Les lymphocytes T ne sont pas les seuls éléments à jouer un rôle dans le rejet. Les lymphocytes B sont responsables de la composante humorale du rejet, intervenant en début de transplantation sous forme de rejet hyperaigu.

IV – Préparation à la greffe

A – Receveurs

Le bilan prégreffe chez le receveur a trois buts principaux :

  • s’assurer de la faisabilité de la greffe, sur le plan chirurgical et anesthésiologique ;
  • s’assurer de l’absence de foyer infectieux latent susceptible de s’exacerber sous traitement immunosuppresseur ;
  • s’assurer de l’absence de tumeur occulte susceptible de s’exacerber sous traitement immunosuppresseur.

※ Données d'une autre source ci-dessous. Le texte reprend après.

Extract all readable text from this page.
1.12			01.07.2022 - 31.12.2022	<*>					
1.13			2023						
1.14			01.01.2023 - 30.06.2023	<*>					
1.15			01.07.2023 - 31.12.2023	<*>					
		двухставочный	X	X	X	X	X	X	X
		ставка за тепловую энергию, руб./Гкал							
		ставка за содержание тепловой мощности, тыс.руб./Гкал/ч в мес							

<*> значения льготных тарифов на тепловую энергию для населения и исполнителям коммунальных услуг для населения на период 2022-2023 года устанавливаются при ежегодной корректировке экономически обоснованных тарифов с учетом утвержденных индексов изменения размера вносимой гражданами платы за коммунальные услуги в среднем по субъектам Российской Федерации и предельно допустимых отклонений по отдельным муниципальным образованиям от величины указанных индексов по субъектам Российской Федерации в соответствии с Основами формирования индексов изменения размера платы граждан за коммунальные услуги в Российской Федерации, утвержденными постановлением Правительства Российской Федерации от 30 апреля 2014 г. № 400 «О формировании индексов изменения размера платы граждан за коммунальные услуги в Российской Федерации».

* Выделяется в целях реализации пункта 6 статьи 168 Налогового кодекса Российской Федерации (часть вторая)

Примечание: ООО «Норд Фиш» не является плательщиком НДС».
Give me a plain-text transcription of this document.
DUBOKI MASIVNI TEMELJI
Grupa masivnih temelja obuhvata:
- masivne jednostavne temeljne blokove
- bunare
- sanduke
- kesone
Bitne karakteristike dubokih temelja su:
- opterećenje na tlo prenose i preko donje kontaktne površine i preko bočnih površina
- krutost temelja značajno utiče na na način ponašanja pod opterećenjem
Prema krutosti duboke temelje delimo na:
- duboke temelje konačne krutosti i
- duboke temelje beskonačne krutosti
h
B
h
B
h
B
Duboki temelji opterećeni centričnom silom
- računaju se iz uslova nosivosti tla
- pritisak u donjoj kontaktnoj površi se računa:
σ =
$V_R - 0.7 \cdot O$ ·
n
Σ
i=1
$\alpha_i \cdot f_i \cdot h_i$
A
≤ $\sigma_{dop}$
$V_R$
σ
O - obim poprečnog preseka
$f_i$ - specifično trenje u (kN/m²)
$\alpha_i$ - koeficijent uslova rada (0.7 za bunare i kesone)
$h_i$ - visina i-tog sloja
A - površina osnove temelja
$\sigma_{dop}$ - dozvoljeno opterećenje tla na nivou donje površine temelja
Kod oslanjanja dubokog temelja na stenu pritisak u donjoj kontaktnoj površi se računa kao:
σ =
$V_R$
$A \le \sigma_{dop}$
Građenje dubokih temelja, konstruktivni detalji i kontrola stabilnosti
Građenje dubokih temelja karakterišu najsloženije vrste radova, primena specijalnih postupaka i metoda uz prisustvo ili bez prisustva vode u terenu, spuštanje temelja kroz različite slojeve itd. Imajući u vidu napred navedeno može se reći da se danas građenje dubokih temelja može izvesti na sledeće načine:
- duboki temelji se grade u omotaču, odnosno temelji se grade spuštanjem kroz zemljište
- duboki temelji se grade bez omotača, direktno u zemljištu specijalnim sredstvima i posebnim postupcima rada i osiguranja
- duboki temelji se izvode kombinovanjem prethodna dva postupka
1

L’objectif des premières consultations, parfois même avant l’inscription officielle sur la liste d’attente, est de faire un récapitulatif des antécédents du patient et d’explorer les différents points sus-cités. Ce bilan devra être réactualisé une fois par an pendant toute la durée d’attente, et le dossier tenu à jour afin d’éviter la découverte lors d’un appel pour greffe d’une contre-indication secondaire à un nouvel événement médical.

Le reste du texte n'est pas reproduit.